Our Hackathon has now completed its first stage (gathering academic literature and global BCG vaccination data), and enters the second stage (establishing whether there is a causal link between this and COVID-19 infection and case fatality). We are calling for Data Scientists to volunteer to join this exciting initiative
Background
The initiative is prompted by the suggestion that there may be a link between reduced rates of infection and lower case fatality rates associated with COVID-19 in countries that recommend BCG vaccine for all as opposed to countries that recommend BCG only for specific high-risk groups. We hope that the analysis done as part of this task might help discover useful information about the BCG – COVID-19 clinical trials. For example, some insights that may come from this analysis is whether factors such as the strain of BCG, the age at which people have been vaccinated, revaccination, or how long ago people have been vaccinated are important.
Using machine learning and other technologies, we hope to be able to provide support for the role of BCG vaccinations or an alternative hypothesis. We would like to get answers to the following questions:
- Is BCG vaccination causally related to reduced COVID‐19 mortality or other factors like lockdown and average age of the population are responsible for the different mortality rates?
- If BCG vaccination reduces COVID-19 mortality, what are the key factors, for example:
- How long does the immunity engendered by BCG last after vaccination?

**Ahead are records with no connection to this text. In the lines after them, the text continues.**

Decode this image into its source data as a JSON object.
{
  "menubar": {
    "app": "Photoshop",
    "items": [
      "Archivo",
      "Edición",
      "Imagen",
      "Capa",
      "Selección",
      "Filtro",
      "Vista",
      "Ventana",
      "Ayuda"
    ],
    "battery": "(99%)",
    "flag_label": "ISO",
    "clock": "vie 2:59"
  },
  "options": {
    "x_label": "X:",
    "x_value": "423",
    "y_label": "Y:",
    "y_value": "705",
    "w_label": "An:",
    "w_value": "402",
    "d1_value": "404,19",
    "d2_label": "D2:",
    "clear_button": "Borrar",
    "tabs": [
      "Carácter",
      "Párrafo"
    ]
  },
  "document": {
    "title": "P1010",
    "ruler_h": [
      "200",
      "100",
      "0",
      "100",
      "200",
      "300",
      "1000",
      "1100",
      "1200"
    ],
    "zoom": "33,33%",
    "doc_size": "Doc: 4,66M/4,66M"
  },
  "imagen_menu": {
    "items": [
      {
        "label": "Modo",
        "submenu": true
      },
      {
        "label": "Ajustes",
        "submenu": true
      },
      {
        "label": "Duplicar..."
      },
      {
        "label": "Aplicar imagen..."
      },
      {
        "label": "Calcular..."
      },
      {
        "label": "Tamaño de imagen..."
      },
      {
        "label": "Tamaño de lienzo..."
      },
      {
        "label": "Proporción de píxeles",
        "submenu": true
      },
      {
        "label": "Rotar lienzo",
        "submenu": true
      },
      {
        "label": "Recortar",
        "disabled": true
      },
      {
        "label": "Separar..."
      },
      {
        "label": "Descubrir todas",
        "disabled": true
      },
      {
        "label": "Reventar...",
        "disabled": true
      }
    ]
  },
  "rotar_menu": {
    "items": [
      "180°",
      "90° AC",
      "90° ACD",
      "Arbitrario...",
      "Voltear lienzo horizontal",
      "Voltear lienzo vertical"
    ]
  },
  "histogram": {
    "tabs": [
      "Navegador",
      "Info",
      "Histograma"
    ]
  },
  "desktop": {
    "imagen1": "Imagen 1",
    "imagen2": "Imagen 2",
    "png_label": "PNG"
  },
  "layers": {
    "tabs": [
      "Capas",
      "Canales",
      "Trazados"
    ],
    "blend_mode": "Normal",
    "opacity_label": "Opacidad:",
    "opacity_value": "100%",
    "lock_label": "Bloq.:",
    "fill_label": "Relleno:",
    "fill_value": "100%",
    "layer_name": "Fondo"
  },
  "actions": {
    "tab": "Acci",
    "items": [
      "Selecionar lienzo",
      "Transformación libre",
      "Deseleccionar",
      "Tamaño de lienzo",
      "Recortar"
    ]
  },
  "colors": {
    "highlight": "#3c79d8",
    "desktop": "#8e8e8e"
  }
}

- Which BCG strain has been used?
- What is the optimal time to vaccinate?
Establishing an evidence-backed link
The only way to truly understand the correlation between the BCG vaccine and COVID-19 is to conduct randomized trials combined with deep analysis of existing data. To that end, Estafet and Elsevier have initiated a two-stage hackathon. The groups and are working together with the BCG World Atlas team, which is led by infectious disease specialist at the University of Ottawa, Alice Zwerling. The BCG Atlas is an open-source database of global BCG vaccination policies and practices, founded in 2011.
Many of these ecological studies were based on data from the BCG Atlas, so the first stage of the hackathon aimed to augment and improve the Atlas; with additional data and health records available on BCG vaccinations. These have been found through natural language processing (NLP) methods. With thirty volunteers globally, including judges, organizers, and data gatherers, prizes were awarded to those deemed to have extended the data most. The winner was Dimitrina Zlatkova of Sofia University, who contributed 57 additional entries, followed by developer Marouane Benmeida of Morocco with 33 additional entries.
Join the hackathon
The hackathon now moves to stage two, where the volunteers will seek to answer a series of questions. Such as whether the BCG vaccination is causally related to reduced COVID‐19 mortality, or if other factors like lockdowns and average age of the population are responsible for the different mortality rates? And, if BCG vaccination does reduce COVID-19 mortality, what are the key factors, for example, how long does the immunity engendered by BCG last after vaccination? And does the strain of BCG vaccination impact immunity? The team is now looking for more volunteers to get involved as the hackathon progresses.
When it comes to something like COVID-19, one of the biggest challenges in our lifetimes, data science will certainly be critical – but it is the blend of scientific understanding and technical acumen through data science which is vital.
It must be the job for all of us engaged in data science projects – whether in academia, commercial research, or public and government research – to stem the hype and assess the veracity of a claim before accepting the conclusion. It’s not just important in the development of treatments and vaccinations against COVID-19, but is paramount in establishing broad public trust in data-led decision making.